To analyze this more accurately, an analysis of the progression-free survival rate is necessary. This requires confirmation of a difference between the disease course after early relapse and the disease course after late relapse.

When planning this study, we wanted to report whether the time from relapse to disease progression or death was the same regardless of early or late relapse. The results of the analysis showed that patients with late recurrence had better disease-free survival than patients with early recurrence.

In the analysis, ‘immortal time bias’ should have been considered, as you pointed out. However, it was not included because it was determined that further analysis was not necessary after sufficient follow-up time.

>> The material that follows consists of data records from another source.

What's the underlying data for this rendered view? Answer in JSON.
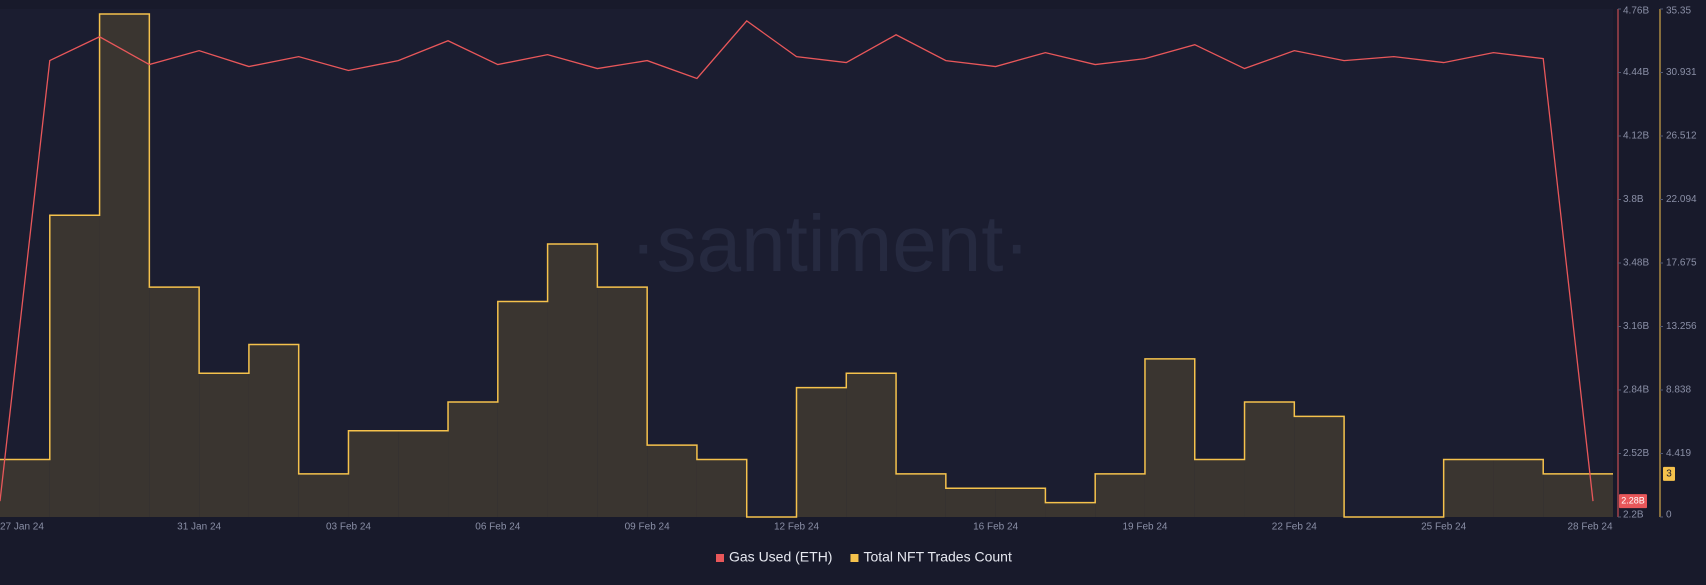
{
  "chart_data": {
    "type": "line-step-area",
    "watermark": "·santiment·",
    "x": [
      "27 Jan 24",
      "28 Jan 24",
      "29 Jan 24",
      "30 Jan 24",
      "31 Jan 24",
      "01 Feb 24",
      "02 Feb 24",
      "03 Feb 24",
      "04 Feb 24",
      "05 Feb 24",
      "06 Feb 24",
      "07 Feb 24",
      "08 Feb 24",
      "09 Feb 24",
      "10 Feb 24",
      "11 Feb 24",
      "12 Feb 24",
      "13 Feb 24",
      "14 Feb 24",
      "15 Feb 24",
      "16 Feb 24",
      "17 Feb 24",
      "18 Feb 24",
      "19 Feb 24",
      "20 Feb 24",
      "21 Feb 24",
      "22 Feb 24",
      "23 Feb 24",
      "24 Feb 24",
      "25 Feb 24",
      "26 Feb 24",
      "27 Feb 24",
      "28 Feb 24"
    ],
    "xticks": [
      "27 Jan 24",
      "31 Jan 24",
      "03 Feb 24",
      "06 Feb 24",
      "09 Feb 24",
      "12 Feb 24",
      "16 Feb 24",
      "19 Feb 24",
      "22 Feb 24",
      "25 Feb 24",
      "28 Feb 24"
    ],
    "series": [
      {
        "name": "Gas Used (ETH)",
        "color": "#e8575a",
        "axis": "y",
        "kind": "line",
        "last_label": "2.28B",
        "values": [
          2.28,
          4.5,
          4.62,
          4.48,
          4.55,
          4.47,
          4.52,
          4.45,
          4.5,
          4.6,
          4.48,
          4.53,
          4.46,
          4.5,
          4.41,
          4.7,
          4.52,
          4.49,
          4.63,
          4.5,
          4.47,
          4.54,
          4.48,
          4.51,
          4.58,
          4.46,
          4.55,
          4.5,
          4.52,
          4.49,
          4.54,
          4.51,
          2.28
        ]
      },
      {
        "name": "Total NFT Trades Count",
        "color": "#f5c24c",
        "axis": "y2",
        "kind": "step-area",
        "values": [
          4,
          21,
          35,
          16,
          10,
          12,
          3,
          6,
          6,
          8,
          15,
          19,
          16,
          5,
          4,
          0,
          9,
          10,
          3,
          2,
          2,
          1,
          3,
          11,
          4,
          8,
          7,
          0,
          0,
          4,
          4,
          3,
          3
        ]
      }
    ],
    "ylim": [
      2.2,
      4.76
    ],
    "yticks": [
      {
        "value": 2.2,
        "label": "2.2B"
      },
      {
        "value": 2.52,
        "label": "2.52B"
      },
      {
        "value": 2.84,
        "label": "2.84B"
      },
      {
        "value": 3.16,
        "label": "3.16B"
      },
      {
        "value": 3.48,
        "label": "3.48B"
      },
      {
        "value": 3.8,
        "label": "3.8B"
      },
      {
        "value": 4.12,
        "label": "4.12B"
      },
      {
        "value": 4.44,
        "label": "4.44B"
      },
      {
        "value": 4.76,
        "label": "4.76B"
      }
    ],
    "y2lim": [
      0,
      35.35
    ],
    "y2ticks": [
      0,
      4.419,
      8.838,
      13.256,
      17.675,
      22.094,
      26.512,
      30.931,
      35.35
    ],
    "legend": "bottom"
  }
}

Our analysis of OS allows disregard of the ‘immortal time bias’ and indicates that the results reflect reality. Additionally, for a more accurate understanding, patients who did not relapse were also compared for OS.

The ‘immortal time bias’ did not show any differences across subtypes. Figs. 2 and 3 demonstrate an absence of the horizontal straight line you pointed out in the neoadjuvant chemotherapy group, triple-negative breast cancer, and HER2 subtype [1]. This is thought to be due to differences in recurrence and progression depending on subtype rather than an immortal time bias.

As shown in the results, the clinicopathologic features of patients with early and late relapses are different. In the luminal type, OS shows a similar pattern after recurrence whether early or late. In the triple-negative breast cancer and human epidermal growth factor receptor 2 subtypes, patients who relapsed after 5 years showed an excellent OS rate close to that of patients without recurrence, unlike patients with early recurrence.

I hope this answers the questions you raised. We are happy to explain our advanced analytics if you desire. If your team can help with further analysis, we will ensure no issues with the data transfer for that patient.

Thank you for your interest and excellent comments on this paper.